A high-level version of a plan is management-oriented and serves the latter purpose more than the former.
Project plans vary in detail and scope depending on their audience and purpose, but when speaking of a high-level plan, managers generally are concerned with approving a project before its initiation and then tracking it at the executive or program management level.
Deliverables
- A vital topic in high-level project plan is the expected outcome. A project manager will explain in writing the purpose of a project and highlight the expected benefits. Ultimately, the project will create something of value that should be measurable in terms of revenue, cost savings, customer satisfaction, quality metrics, or other relevant parameter.
Timing
- The plan will include a timing estimate. Assuming that the PM will deliver something of value, people will be awaiting its delivery. Having a good idea of that delivery date allows the recipients of the project's deliverable to plan ahead for putting the deliverable to good use. Additionally, timing estimates are a major input to scoping costs.
Cost
- The project will incur the potential costs of capital equipment, facilities usage, utilities, technical licenses and staffing. Decision makers need to balance the estimated cost of a project against the expected outcomes to determine if the project is worth the expense. The cost forecast also serves as a baseline for tracking the progress of a project and later determining of cost overruns require terminating it before completion.
Milestones and Gates
- A high-level plan will include future reviews by management. Management will expect to see interim deliverables or accomplishments called milestones. The significance and definition of a milestone is subject to interpretation of those writing and reading the plan, but it's designed to serve as a marker toward the desired outcome.

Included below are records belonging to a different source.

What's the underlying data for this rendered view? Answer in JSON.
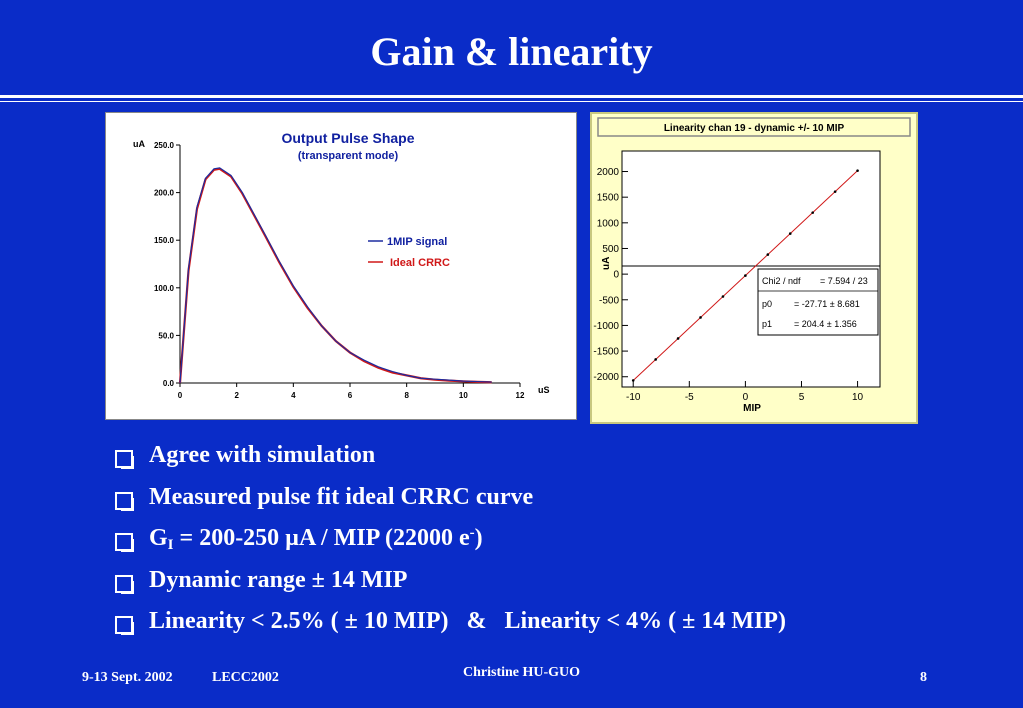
{
  "title": "Gain & linearity",
  "left_chart": {
    "title": "Output Pulse Shape",
    "subtitle": "(transparent mode)",
    "ylabel": "uA",
    "xlabel": "uS",
    "yticks": [
      "250.0",
      "200.0",
      "150.0",
      "100.0",
      "50.0",
      "0.0"
    ],
    "xticks": [
      "0",
      "2",
      "4",
      "6",
      "8",
      "10",
      "12"
    ],
    "legend": [
      "1MIP signal",
      "Ideal CRRC"
    ],
    "colors": {
      "signal": "#1c2ca0",
      "ideal": "#d01818"
    }
  },
  "chart_data": [
    {
      "type": "line",
      "title": "Output Pulse Shape",
      "subtitle": "(transparent mode)",
      "xlabel": "uS",
      "ylabel": "uA",
      "xlim": [
        0,
        12
      ],
      "ylim": [
        0,
        250
      ],
      "series": [
        {
          "name": "1MIP signal",
          "x": [
            0,
            0.3,
            0.6,
            0.9,
            1.2,
            1.4,
            1.8,
            2.2,
            2.6,
            3.0,
            3.5,
            4,
            4.5,
            5,
            5.5,
            6,
            6.5,
            7,
            7.5,
            8,
            8.5,
            9,
            9.5,
            10,
            10.5,
            11
          ],
          "y": [
            0,
            120,
            185,
            215,
            225,
            226,
            218,
            200,
            178,
            156,
            128,
            102,
            80,
            60,
            44,
            32,
            24,
            17,
            12,
            8,
            5,
            4,
            3,
            2,
            1.5,
            1
          ]
        },
        {
          "name": "Ideal CRRC",
          "x": [
            0,
            0.3,
            0.6,
            0.9,
            1.2,
            1.4,
            1.8,
            2.2,
            2.6,
            3.0,
            3.5,
            4,
            4.5,
            5,
            5.5,
            6,
            6.5,
            7,
            7.5,
            8,
            8.5,
            9,
            9.5,
            10,
            10.5,
            11
          ],
          "y": [
            0,
            118,
            183,
            214,
            224,
            225,
            217,
            199,
            177,
            155,
            127,
            101,
            79,
            60,
            44,
            32,
            23,
            16,
            11,
            8,
            5,
            3.5,
            2.5,
            1.8,
            1.2,
            0.8
          ]
        }
      ]
    },
    {
      "type": "scatter",
      "title": "Linearity chan 19 - dynamic +/- 10 MIP",
      "xlabel": "MIP",
      "ylabel": "uA",
      "xlim": [
        -11,
        12
      ],
      "ylim": [
        -2200,
        2400
      ],
      "series": [
        {
          "name": "",
          "x": [
            -10,
            -8,
            -6,
            -4,
            -2,
            0,
            2,
            4,
            6,
            8,
            10
          ],
          "y": [
            -2072,
            -1663,
            -1254,
            -845,
            -436,
            -28,
            381,
            790,
            1199,
            1608,
            2017
          ]
        }
      ]
    }
  ],
  "right_chart": {
    "title": "Linearity chan 19 - dynamic +/- 10 MIP",
    "ylabel": "uA",
    "xlabel": "MIP",
    "yticks": [
      "2000",
      "1500",
      "1000",
      "500",
      "0",
      "-500",
      "-1000",
      "-1500",
      "-2000"
    ],
    "xticks": [
      "-10",
      "-5",
      "0",
      "5",
      "10"
    ],
    "stats": [
      {
        "label": "Chi2 / ndf",
        "value": "= 7.594 / 23"
      },
      {
        "label": "p0",
        "value": "= -27.71 ± 8.681"
      },
      {
        "label": "p1",
        "value": "= 204.4 ± 1.356"
      }
    ]
  },
  "bullets": {
    "b1": "Agree with simulation",
    "b2": "Measured pulse fit ideal CRRC curve",
    "b3_pre": "G",
    "b3_sub": "I",
    "b3_mid": " = 200-250 µA / MIP (22000 e",
    "b3_sup": "-",
    "b3_end": ")",
    "b4": "Dynamic range ± 14 MIP",
    "b5a": "Linearity < 2.5% ( ± 10 MIP)",
    "b5b": "&",
    "b5c": "Linearity < 4% ( ± 14 MIP)"
  },
  "footer": {
    "date": "9-13 Sept. 2002",
    "event": "LECC2002",
    "author": "Christine HU-GUO",
    "page": "8"
  }
}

Gate reviews are designed to allow managerial decision making to terminate a project or allow it to continue, and they will be scheduled into the high-level plan. Risks and Mitigation
- Projects can stall or experience cost overruns based upon certain predictable undesirable outcomes, such as a key vendor going bankrupt, adverse currency fluctuations for internationally sourced products, or technical challenges that prove too complex to resolve. The PM will address these as risks in the high-level plan and assess their impact on the project. If the impact is severe enough to pose a threat to the project, the PM will also address mitigation tactics to overcome these risks, such as identifying an alternative vendor or purchasing a futures contract as a currency hedge.